# lg p500



## tenkan (Jun 6, 2011)

Can some one post a link on how to remove dust from under the screen for a lg optimus one p500,thanks


----------



## Laxer (Dec 28, 2010)

Here is a link: LG Optimus One Dismantle/Disassembly Guide | Mobyfiles.com Blog

And

Here is a video: ‪How to disassemble the LG-P500 Optimus One - The first instruction video out there‬‏ - YouTube

The dust getting under the screen is a common problem with many phones.

Simply dissembling cleaning and putting back together will only fix the problem temporarily.

To fix it for good you will need to use silicon or some other adhesive around the screen.

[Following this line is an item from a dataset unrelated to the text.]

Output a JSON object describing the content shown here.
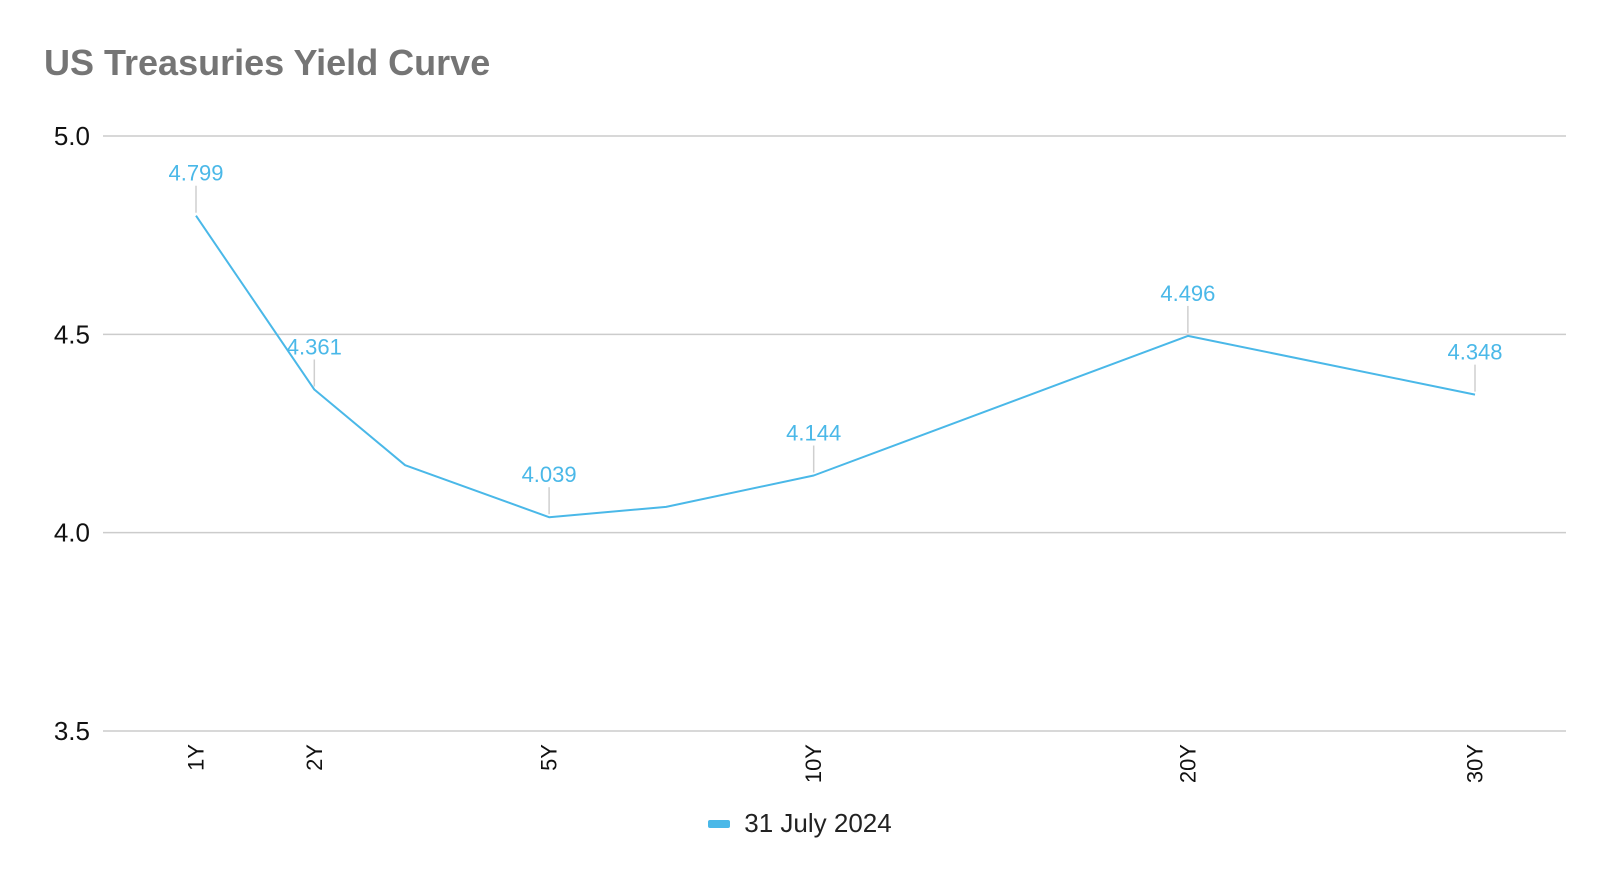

Before putting it back together.


----------



## tenkan (Jun 6, 2011)

Hey thanks laxer bit harder then i thought it would be might just leave it as!


----------



## Laxer (Dec 28, 2010)

tenkan said:


> Hey thanks laxer bit harder then i thought it would be might just leave it as!


Sadly that's how most "small" electronics are....

They try to cram so much stuff into a tight space... makes hard for cleaning.

I ended up having to clean my girlfriends mytouch slide after listening to her complain for a few weeks about it.

It was alright but took a while to finally get everything back together.


----------